We will have a faith that works first of all when we have an authentic faith in Jesus Christ.  Now, consider the results of that kind of faith.

The Results of a Faith that Works

  • Stands out in a Crowd

First of all, authentic faith is going to stand out in a crowd.  Consider 1:8.  Paul doesn’t say exactly what the work was, but people knew.  Such is the case with authentic faith.  The history of the Church at Thessalonica is given in Acts 17.  Interestingly, in Acts 17:6 the city officials said of the Christians there, “These men who have turned the world upside down have come here too.” 

  • Stands up in affliction

This is Paul’s main concern in 3:3.  Perhaps one of the greatest things that could happen to reveal our faith is to experience affliction.  This is the true test of faith.

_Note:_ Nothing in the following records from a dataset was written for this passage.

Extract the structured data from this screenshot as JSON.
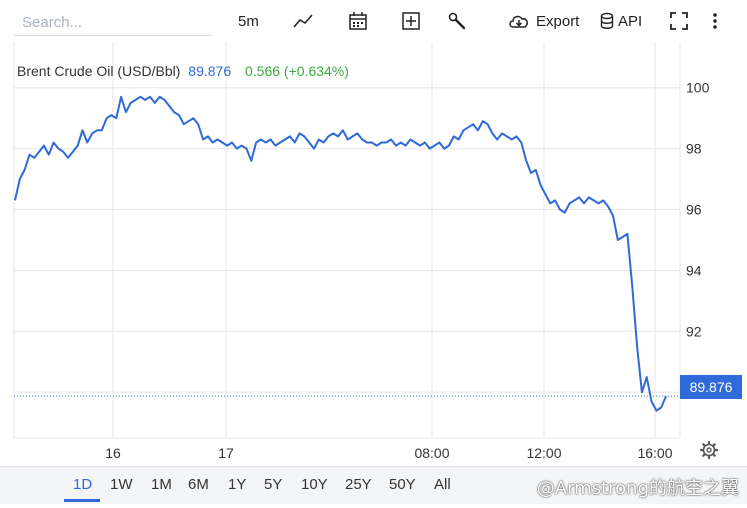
{
  "search": {
    "placeholder": "Search..."
  },
  "toolbar": {
    "interval": "5m",
    "export_label": "Export",
    "api_label": "API",
    "icons": [
      "line-chart-icon",
      "calendar-icon",
      "add-indicator-icon",
      "wrench-icon",
      "cloud-download-icon",
      "database-icon",
      "fullscreen-icon",
      "more-vertical-icon"
    ]
  },
  "legend": {
    "name": "Brent Crude Oil (USD/Bbl)",
    "price": "89.876",
    "change": "0.566 (+0.634%)"
  },
  "current_price_label": "89.876",
  "ranges": [
    "1D",
    "1W",
    "1M",
    "6M",
    "1Y",
    "5Y",
    "10Y",
    "25Y",
    "50Y",
    "All"
  ],
  "active_range": "1D",
  "watermark": "@Armstrong的航空之翼",
  "colors": {
    "line": "#2f6ad8",
    "grid": "#e6e6e6",
    "up": "#3caa3c"
  },
  "chart_data": {
    "type": "line",
    "title": "",
    "xlabel": "",
    "ylabel": "",
    "x_tick_labels": [
      "16",
      "17",
      "08:00",
      "12:00",
      "16:00"
    ],
    "y_ticks": [
      92,
      94,
      96,
      98,
      100
    ],
    "ylim": [
      88.5,
      101.5
    ],
    "grid": true,
    "current_value": 89.876,
    "series": [
      {
        "name": "Brent Crude Oil (USD/Bbl)",
        "values": [
          96.3,
          97.0,
          97.3,
          97.8,
          97.7,
          97.9,
          98.1,
          97.8,
          98.2,
          98.0,
          97.9,
          97.7,
          97.9,
          98.1,
          98.6,
          98.2,
          98.5,
          98.6,
          98.6,
          99.0,
          99.1,
          99.0,
          99.7,
          99.2,
          99.5,
          99.6,
          99.7,
          99.6,
          99.7,
          99.5,
          99.7,
          99.6,
          99.4,
          99.2,
          99.1,
          98.8,
          98.9,
          99.0,
          98.8,
          98.3,
          98.4,
          98.2,
          98.3,
          98.2,
          98.1,
          98.2,
          98.0,
          98.1,
          98.0,
          97.6,
          98.2,
          98.3,
          98.2,
          98.3,
          98.1,
          98.2,
          98.3,
          98.4,
          98.2,
          98.5,
          98.4,
          98.2,
          98.0,
          98.3,
          98.2,
          98.4,
          98.5,
          98.4,
          98.6,
          98.3,
          98.4,
          98.5,
          98.3,
          98.2,
          98.2,
          98.1,
          98.2,
          98.2,
          98.3,
          98.1,
          98.2,
          98.1,
          98.3,
          98.2,
          98.1,
          98.2,
          98.0,
          98.1,
          98.2,
          98.0,
          98.1,
          98.4,
          98.3,
          98.6,
          98.7,
          98.8,
          98.6,
          98.9,
          98.8,
          98.5,
          98.3,
          98.5,
          98.4,
          98.3,
          98.4,
          98.2,
          97.6,
          97.2,
          97.3,
          96.8,
          96.5,
          96.2,
          96.3,
          96.0,
          95.9,
          96.2,
          96.3,
          96.4,
          96.2,
          96.4,
          96.3,
          96.2,
          96.3,
          96.1,
          95.8,
          95.0,
          95.1,
          95.2,
          93.5,
          91.5,
          90.0,
          90.5,
          89.7,
          89.4,
          89.5,
          89.876
        ]
      }
    ]
  }
}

  • Stands against the temptation of Satan

This is Paul’s main concern in 3:5.  This goes back to our roots in faith.  We are also reminded of Paul’s words to the Church at Ephesus to put on the shield of faith so as to stand against the tactics of the Devil.  There, Paul tells us to take up the shield of faith to extinguish the flaming arrows of the evil one.

  • Stands in part because of the encouragement of others

 

This is a mutual encouragement.  The church is encouraged by the investment being made in them.  Paul is encouraged to know that the church is doing well.

Don’t forget:  Sooner or later your faith is going to be tested.  When your faith is put under the microscope of examination, what will be found?